Shellfish CSA

Shellfish CSA

Shellfish CSA

I’m Lacy Gray with Washington Ag Today.

Since 2002 the Henderson Inlet Community Shellfish Farm in the greater Olympia area has successfully been restoring clean water in an historic shellfish growing area while connecting community members there to the marine environment on a personal level. Derek King, who began as a volunteer with the farm and is now a full time program technician there, talks about the farm’s history.

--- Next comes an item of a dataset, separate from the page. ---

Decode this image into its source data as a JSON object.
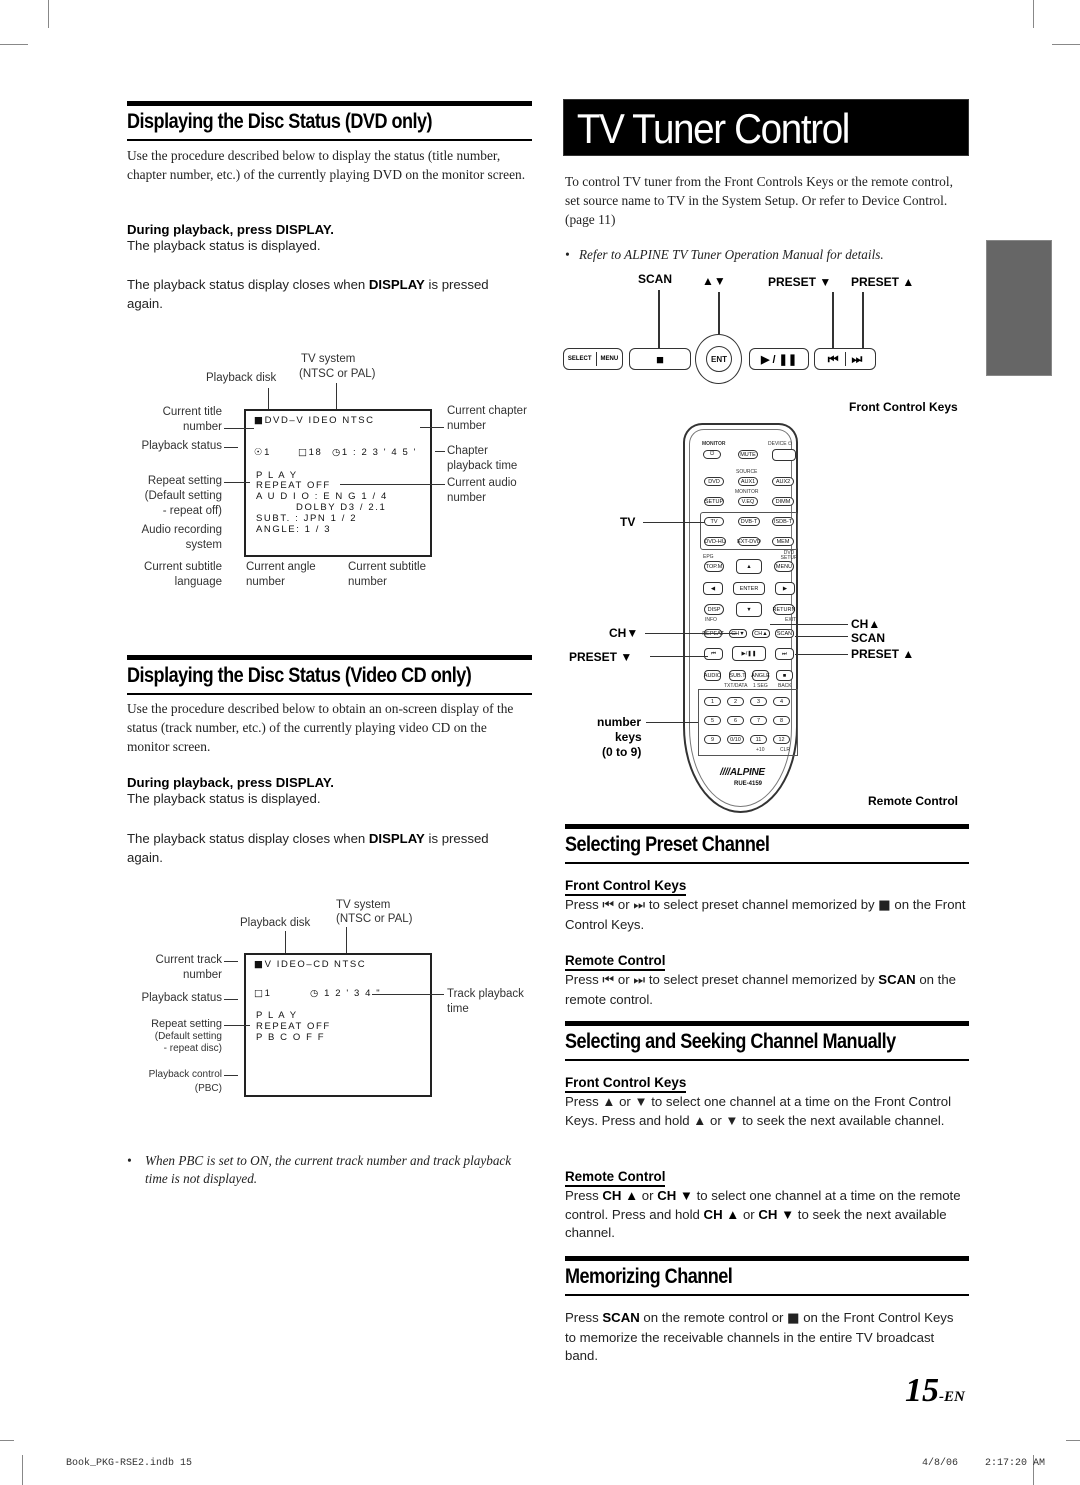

KING: Basically it begins kind of in the waterbody and watershed, which is the Henderson Inlet and the Henderson Watershed - so that area in 2001 was very threatened. It had gone through a number of downgrades due to bacterial contamination - basically the septic systems, and pet waste and storm water were all kind of contributing to the bacterial contamination, which was making it so you couldn’t grow shellfish in that area.

For that reason King says the Shellfish Protection District was formed in 2002 to get stakeholders to the table.

KING: The group was formed with people from the ag industry, residents, commercial - trying to get everyone there, and we kind of formed out of that. Our non-profit is called Puget Sound Restoration Fund. We work with native species and habitat and water quality projects.

Tomorrow King will talk about how a community shellfish farm works, the educational outreach that is done with the farm, and the contributing partners, WSU, Pacific Coast Shellfish Growers Association, and Elliot’s Oyster House, that have helped make the Henderson Inlet Community Shellfish Farm the success story that it is.

That’s Washington Ag Today.

I’m Lacy Gray on the Ag Information Network.